A tentative, goalless draw in Kaunas against a distinctly ordinary Lithuania was not a disaster, but it was enough to begin sowing seeds of doubt in Tartan Army minds.
A few days later came the first of only three competitive wins. Liechtenstein at home and Levein was left thanking the referee's watch, which came up with an astonishing seven minutes of stoppage time.
He somehow avoided the worst result in the national team's history against a country whose population was smaller than the Hampden crowd that night. Two of his three competitive wins have come against that lowly opposition.
Trackside in Prague a month later and a match against the team who were undoubtedly Scotland's main rivals for the play-off place, a Czech Republic team that had lost to that same Lithuania and were shadows of their former selves.
The week before, Levein watched Rubin Kazan adopt a so-called 4-6-0 formation against Barcelona in a Champions League group match. It earned them a 1-1 draw against the team who would go on to win the competition.
It was a formation Levein used for the Czech match and hoped it would also reward Scotland with a draw.
But the no-doubt flattered Czechs were not Barcelona.
Scotland lost the game, the expectant Tartan Army who had travelled to Prague felt the manager had cheated them and 4-6-0 will now be on Levein's Scotland managerial epitaph.
As will Steven Fletcher-gate.

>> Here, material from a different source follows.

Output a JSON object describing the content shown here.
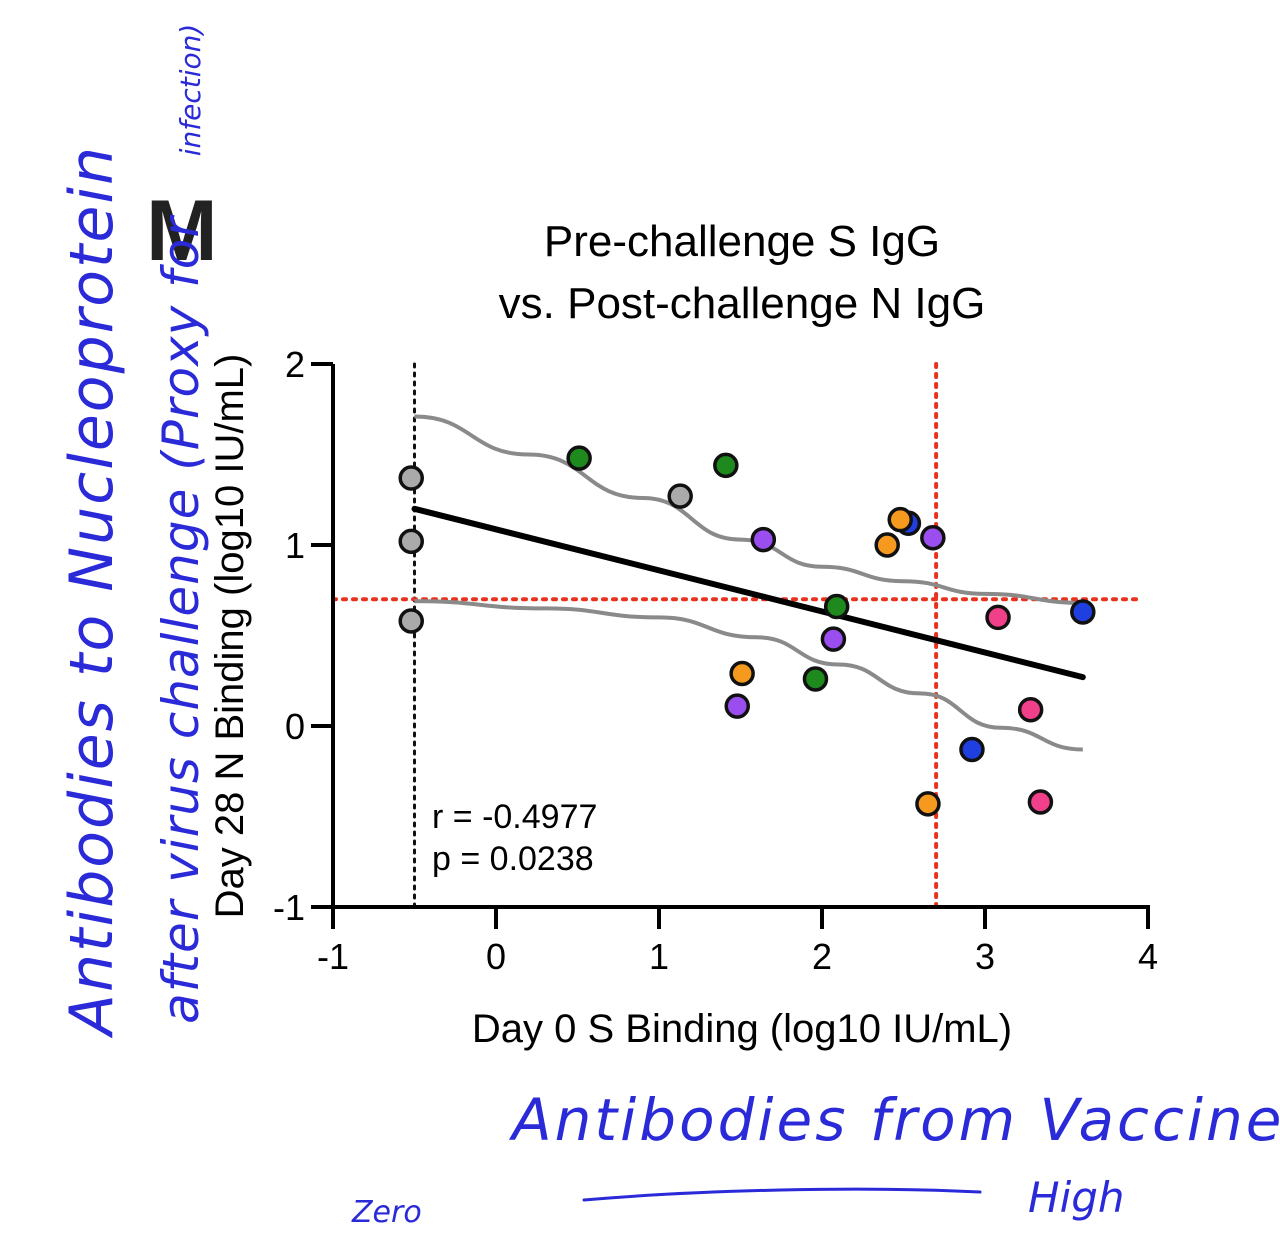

Frustrated at not being used in Prague, the striker backed out of national duty a few months later and a situation that could have been remedied then was left to fester and snowball, casting a huge shadow over the Levein tenure.
Failure to reach Euro 2012 was given a positive spin by the manager as he argued he and the team were heading in the right direction, a direction he said it needed to go in on his first day in office and still maintains.

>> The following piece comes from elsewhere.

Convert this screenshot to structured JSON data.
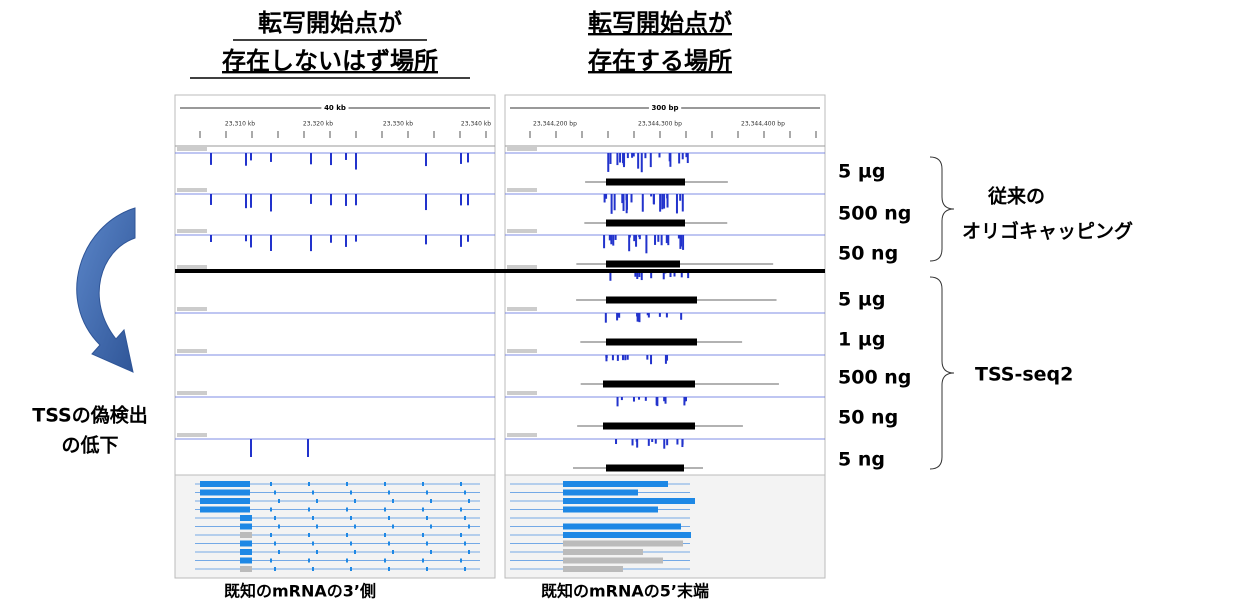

Refereeing decisions in some of his competitive matches have been nothing short of scandalous, but that will not save him if - as expected - a star-studded Belgium run over his team on Tuesday.
It is the decisions Levein has made that will ultimately decide his fate.

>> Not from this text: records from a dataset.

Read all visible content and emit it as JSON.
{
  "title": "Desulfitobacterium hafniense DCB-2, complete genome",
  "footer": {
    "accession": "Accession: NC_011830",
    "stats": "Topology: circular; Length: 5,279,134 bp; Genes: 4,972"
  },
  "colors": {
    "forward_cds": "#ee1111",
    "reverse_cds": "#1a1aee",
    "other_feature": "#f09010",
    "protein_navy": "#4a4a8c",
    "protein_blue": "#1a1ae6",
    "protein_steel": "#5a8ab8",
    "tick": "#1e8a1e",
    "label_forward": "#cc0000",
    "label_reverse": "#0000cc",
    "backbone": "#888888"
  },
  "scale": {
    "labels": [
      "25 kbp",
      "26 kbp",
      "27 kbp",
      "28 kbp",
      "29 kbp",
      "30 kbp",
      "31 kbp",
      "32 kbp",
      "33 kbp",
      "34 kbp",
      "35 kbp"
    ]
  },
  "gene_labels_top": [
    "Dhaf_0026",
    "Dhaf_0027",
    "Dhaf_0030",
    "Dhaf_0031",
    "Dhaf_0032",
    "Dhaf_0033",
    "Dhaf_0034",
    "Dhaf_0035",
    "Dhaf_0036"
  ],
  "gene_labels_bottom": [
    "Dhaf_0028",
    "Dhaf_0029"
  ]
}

The soon-to-be-scrapped group fixtures meeting ended with Levein and the SFA celebrating two home openers; a chance to get early points on the board.
Four points were dropped instead, something the Scots boss claimed he was not concerned about.
Ironically, Levein got most things right against Wales in Cardiff with Steven Fletcher back - albeit at the very least two games too late - in a more attacking formation.
Tellingly, however, when Gareth Bale's penalty equaliser found the net, Levein clearly went for the win.
An on-pitch admission that the meagre two points collected against Serbia and Macedonia were not enough, especially given that a point away from home is no nightmare in international football, provided you do the business at home.
Unless a monumental miracle happens in the Belgian capital this week, Levein's caution, perhaps even stubborness, and his record in competitive matches will cost him his dream job.